A survey of 323 hospitals conducted by the US Department of Health and Human Services, published April 3, found that many faced severe shortages of testing supplies and frequently waited a week or longer for results. Many hospitals reported that they were competing with other providers for limited supplies, and that government intervention and coordination could help reconcile this problem nationally. For example, hospitals wanted the government to ensure that they have access to test kits and swabs, make tests faster by allowing more entities to conduct and produce tests, and help hospitals obtain personal protective equipment supplies and other supplies, such as ventilators.
The shortage of supplies is forcing some laboratories to limit the testing they are doing. ARUP Laboratories, a large reference laboratory in Salt Lake City, began testing for COVID-19 on March 12, but announced March 16 that it would limit testing to clients within the state of Utah because of supply chain issues. At this point, all labs are having to prioritize who gets tested by following the CDC’s guidelines of testing only people who are showing signs and symptoms of COVID-19, with hospitalized patients and symptomatic health care workers getting top priority.
Labs are also getting creative. To minimize delays, Stanford Health Care’s clinical virology lab has set up multiple workflows with different sets of instruments and suppliers, according to Benjamin Pinsky, the lab’s medical director. And some labs, including the University of California-San Francisco Medical Center, have begun using research-grade reagents to create their own lab-developed tests, and trying to validate different types of swabs.
A handful of companies dominate the market for nasopharyngeal swabs and viral transport media—Becton Dickinson, Copan Diagnostics, Puritan Medical Products, and Thermo Fisher. All have said they are increasing production of critical materials, but that they are prioritizing hotspots.
A few of the hardest hit cities and counties are planning to initiate surveillance testing to try to slow the spread of COVID-19. Miami-Dade, for example, plans to use new pinprick tests that detect antibodies in blood that indicate if someone has the disease or has recovered from it. Mayor Carlos Gimenez said in late March that the county had ordered 20,000 test kits. The University of Miami Miller School of Medicine and Disaster Management Group, which developed the rapid antibody tests, partnered with the county on the project.
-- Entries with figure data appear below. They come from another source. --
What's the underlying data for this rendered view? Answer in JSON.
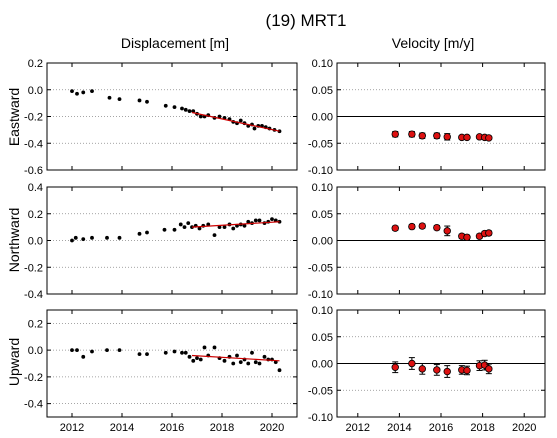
{
  "figure": {
    "title": "(19) MRT1",
    "col_titles": [
      "Displacement [m]",
      "Velocity [m/y]"
    ],
    "row_labels": [
      "Eastward",
      "Northward",
      "Upward"
    ]
  },
  "colors": {
    "points": "#000000",
    "trend": "#cc0000",
    "velocity_fill": "#dd1111",
    "zero_line": "#000000",
    "grid": "#888888"
  },
  "chart_data": [
    {
      "id": "east-displacement",
      "type": "scatter",
      "title": "Displacement [m]",
      "ylabel": "Eastward",
      "xlim": [
        2011,
        2021
      ],
      "ylim": [
        -0.6,
        0.2
      ],
      "xticks": [
        2012,
        2014,
        2016,
        2018,
        2020
      ],
      "yticks": [
        -0.6,
        -0.4,
        -0.2,
        0.0,
        0.2
      ],
      "ytick_labels": [
        "-0.6",
        "-0.4",
        "-0.2",
        "0.0",
        "0.2"
      ],
      "grid": true,
      "show_xtick_labels": false,
      "points": [
        [
          2012.0,
          -0.01
        ],
        [
          2012.2,
          -0.03
        ],
        [
          2012.45,
          -0.02
        ],
        [
          2012.8,
          -0.01
        ],
        [
          2013.5,
          -0.06
        ],
        [
          2013.9,
          -0.07
        ],
        [
          2014.7,
          -0.08
        ],
        [
          2015.0,
          -0.09
        ],
        [
          2015.75,
          -0.12
        ],
        [
          2016.1,
          -0.13
        ],
        [
          2016.4,
          -0.14
        ],
        [
          2016.55,
          -0.15
        ],
        [
          2016.7,
          -0.16
        ],
        [
          2016.85,
          -0.16
        ],
        [
          2017.0,
          -0.18
        ],
        [
          2017.15,
          -0.2
        ],
        [
          2017.3,
          -0.2
        ],
        [
          2017.45,
          -0.19
        ],
        [
          2017.7,
          -0.21
        ],
        [
          2017.9,
          -0.2
        ],
        [
          2018.1,
          -0.21
        ],
        [
          2018.3,
          -0.22
        ],
        [
          2018.45,
          -0.24
        ],
        [
          2018.6,
          -0.25
        ],
        [
          2018.75,
          -0.23
        ],
        [
          2018.9,
          -0.25
        ],
        [
          2019.05,
          -0.27
        ],
        [
          2019.2,
          -0.26
        ],
        [
          2019.3,
          -0.29
        ],
        [
          2019.45,
          -0.27
        ],
        [
          2019.6,
          -0.27
        ],
        [
          2019.75,
          -0.28
        ],
        [
          2019.9,
          -0.29
        ],
        [
          2020.1,
          -0.3
        ],
        [
          2020.3,
          -0.31
        ]
      ],
      "trend": [
        [
          2016.8,
          -0.17
        ],
        [
          2020.3,
          -0.31
        ]
      ]
    },
    {
      "id": "east-velocity",
      "type": "scatter",
      "title": "Velocity [m/y]",
      "xlim": [
        2011,
        2021
      ],
      "ylim": [
        -0.1,
        0.1
      ],
      "xticks": [
        2012,
        2014,
        2016,
        2018,
        2020
      ],
      "yticks": [
        -0.1,
        -0.05,
        0.0,
        0.05,
        0.1
      ],
      "ytick_labels": [
        "-0.10",
        "-0.05",
        "0.00",
        "0.05",
        "0.10"
      ],
      "grid": true,
      "zero_line": true,
      "show_xtick_labels": false,
      "points": [
        [
          2013.8,
          -0.033,
          0.005
        ],
        [
          2014.6,
          -0.033,
          0.005
        ],
        [
          2015.1,
          -0.036,
          0.005
        ],
        [
          2015.8,
          -0.036,
          0.005
        ],
        [
          2016.3,
          -0.038,
          0.006
        ],
        [
          2017.0,
          -0.039,
          0.003
        ],
        [
          2017.25,
          -0.039,
          0.003
        ],
        [
          2017.85,
          -0.038,
          0.003
        ],
        [
          2018.1,
          -0.039,
          0.003
        ],
        [
          2018.3,
          -0.04,
          0.003
        ]
      ]
    },
    {
      "id": "north-displacement",
      "type": "scatter",
      "ylabel": "Northward",
      "xlim": [
        2011,
        2021
      ],
      "ylim": [
        -0.4,
        0.4
      ],
      "xticks": [
        2012,
        2014,
        2016,
        2018,
        2020
      ],
      "yticks": [
        -0.4,
        -0.2,
        0.0,
        0.2,
        0.4
      ],
      "ytick_labels": [
        "-0.4",
        "-0.2",
        "0.0",
        "0.2",
        "0.4"
      ],
      "grid": true,
      "show_xtick_labels": false,
      "points": [
        [
          2012.0,
          0.0
        ],
        [
          2012.15,
          0.02
        ],
        [
          2012.45,
          0.01
        ],
        [
          2012.8,
          0.02
        ],
        [
          2013.4,
          0.02
        ],
        [
          2013.9,
          0.02
        ],
        [
          2014.7,
          0.05
        ],
        [
          2015.0,
          0.06
        ],
        [
          2015.7,
          0.08
        ],
        [
          2016.1,
          0.08
        ],
        [
          2016.35,
          0.12
        ],
        [
          2016.5,
          0.1
        ],
        [
          2016.65,
          0.13
        ],
        [
          2016.8,
          0.1
        ],
        [
          2016.95,
          0.11
        ],
        [
          2017.1,
          0.09
        ],
        [
          2017.25,
          0.11
        ],
        [
          2017.45,
          0.12
        ],
        [
          2017.7,
          0.04
        ],
        [
          2017.9,
          0.1
        ],
        [
          2018.1,
          0.1
        ],
        [
          2018.3,
          0.12
        ],
        [
          2018.45,
          0.09
        ],
        [
          2018.6,
          0.11
        ],
        [
          2018.75,
          0.12
        ],
        [
          2018.9,
          0.11
        ],
        [
          2019.05,
          0.14
        ],
        [
          2019.2,
          0.13
        ],
        [
          2019.35,
          0.15
        ],
        [
          2019.5,
          0.15
        ],
        [
          2019.7,
          0.13
        ],
        [
          2019.85,
          0.14
        ],
        [
          2020.0,
          0.16
        ],
        [
          2020.15,
          0.15
        ],
        [
          2020.3,
          0.14
        ]
      ],
      "trend": [
        [
          2016.8,
          0.1
        ],
        [
          2020.3,
          0.14
        ]
      ]
    },
    {
      "id": "north-velocity",
      "type": "scatter",
      "xlim": [
        2011,
        2021
      ],
      "ylim": [
        -0.1,
        0.1
      ],
      "xticks": [
        2012,
        2014,
        2016,
        2018,
        2020
      ],
      "yticks": [
        -0.1,
        -0.05,
        0.0,
        0.05,
        0.1
      ],
      "ytick_labels": [
        "-0.10",
        "-0.05",
        "0.00",
        "0.05",
        "0.10"
      ],
      "grid": true,
      "zero_line": true,
      "show_xtick_labels": false,
      "points": [
        [
          2013.8,
          0.023,
          0.004
        ],
        [
          2014.6,
          0.026,
          0.004
        ],
        [
          2015.1,
          0.027,
          0.004
        ],
        [
          2015.8,
          0.024,
          0.004
        ],
        [
          2016.3,
          0.018,
          0.009
        ],
        [
          2017.0,
          0.008,
          0.004
        ],
        [
          2017.25,
          0.006,
          0.004
        ],
        [
          2017.85,
          0.008,
          0.004
        ],
        [
          2018.1,
          0.013,
          0.004
        ],
        [
          2018.3,
          0.014,
          0.004
        ]
      ]
    },
    {
      "id": "up-displacement",
      "type": "scatter",
      "ylabel": "Upward",
      "xlim": [
        2011,
        2021
      ],
      "ylim": [
        -0.5,
        0.3
      ],
      "xticks": [
        2012,
        2014,
        2016,
        2018,
        2020
      ],
      "yticks": [
        -0.4,
        -0.2,
        0.0,
        0.2
      ],
      "ytick_labels": [
        "-0.4",
        "-0.2",
        "0.0",
        "0.2"
      ],
      "xtick_labels": [
        "2012",
        "2014",
        "2016",
        "2018",
        "2020"
      ],
      "grid": true,
      "show_xtick_labels": true,
      "points": [
        [
          2012.0,
          0.0
        ],
        [
          2012.2,
          0.0
        ],
        [
          2012.45,
          -0.05
        ],
        [
          2012.8,
          -0.01
        ],
        [
          2013.4,
          0.0
        ],
        [
          2013.9,
          0.0
        ],
        [
          2014.7,
          -0.03
        ],
        [
          2015.0,
          -0.03
        ],
        [
          2015.75,
          -0.02
        ],
        [
          2016.1,
          -0.01
        ],
        [
          2016.4,
          -0.02
        ],
        [
          2016.55,
          -0.02
        ],
        [
          2016.7,
          -0.05
        ],
        [
          2016.85,
          -0.08
        ],
        [
          2017.0,
          -0.06
        ],
        [
          2017.15,
          -0.07
        ],
        [
          2017.3,
          0.02
        ],
        [
          2017.45,
          -0.04
        ],
        [
          2017.7,
          0.02
        ],
        [
          2017.9,
          -0.06
        ],
        [
          2018.1,
          -0.08
        ],
        [
          2018.3,
          -0.05
        ],
        [
          2018.45,
          -0.1
        ],
        [
          2018.6,
          -0.04
        ],
        [
          2018.75,
          -0.09
        ],
        [
          2018.9,
          -0.07
        ],
        [
          2019.05,
          -0.1
        ],
        [
          2019.2,
          -0.02
        ],
        [
          2019.35,
          -0.09
        ],
        [
          2019.5,
          -0.1
        ],
        [
          2019.7,
          -0.05
        ],
        [
          2019.85,
          -0.07
        ],
        [
          2020.0,
          -0.07
        ],
        [
          2020.15,
          -0.09
        ],
        [
          2020.3,
          -0.15
        ]
      ],
      "trend": [
        [
          2016.8,
          -0.04
        ],
        [
          2020.3,
          -0.08
        ]
      ]
    },
    {
      "id": "up-velocity",
      "type": "scatter",
      "xlim": [
        2011,
        2021
      ],
      "ylim": [
        -0.1,
        0.1
      ],
      "xticks": [
        2012,
        2014,
        2016,
        2018,
        2020
      ],
      "yticks": [
        -0.1,
        -0.05,
        0.0,
        0.05,
        0.1
      ],
      "ytick_labels": [
        "-0.10",
        "-0.05",
        "0.00",
        "0.05",
        "0.10"
      ],
      "xtick_labels": [
        "2012",
        "2014",
        "2016",
        "2018",
        "2020"
      ],
      "grid": true,
      "zero_line": true,
      "show_xtick_labels": true,
      "points": [
        [
          2013.8,
          -0.007,
          0.01
        ],
        [
          2014.6,
          0.0,
          0.011
        ],
        [
          2015.1,
          -0.01,
          0.01
        ],
        [
          2015.8,
          -0.012,
          0.01
        ],
        [
          2016.3,
          -0.015,
          0.011
        ],
        [
          2017.0,
          -0.012,
          0.008
        ],
        [
          2017.25,
          -0.013,
          0.008
        ],
        [
          2017.85,
          -0.004,
          0.009
        ],
        [
          2018.1,
          -0.003,
          0.009
        ],
        [
          2018.3,
          -0.01,
          0.009
        ]
      ]
    }
  ]
}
Federal regulators have not endorsed antibody testing though the Food and Drug Administration (FDA) said March 16 that it didn’t object to companies producing serological testing for COVID-19 as long as recipients are warned that the tests aren’t FDA approved and should not be the sole basis of a diagnosis. The FDA has authorized one EUA for a rapid antibody test—an assay developed by Cellex Inc., based in Research Triangle Park, NC. The agency also issued a policy to allow developers of certain serological tests to begin to market or use their tests once they have performed the appropriate evaluation to determine that their tests are accurate and reliable. Since the FDA issued the policy, more than 70 test developers have notified the agency that they have serological tests available for use.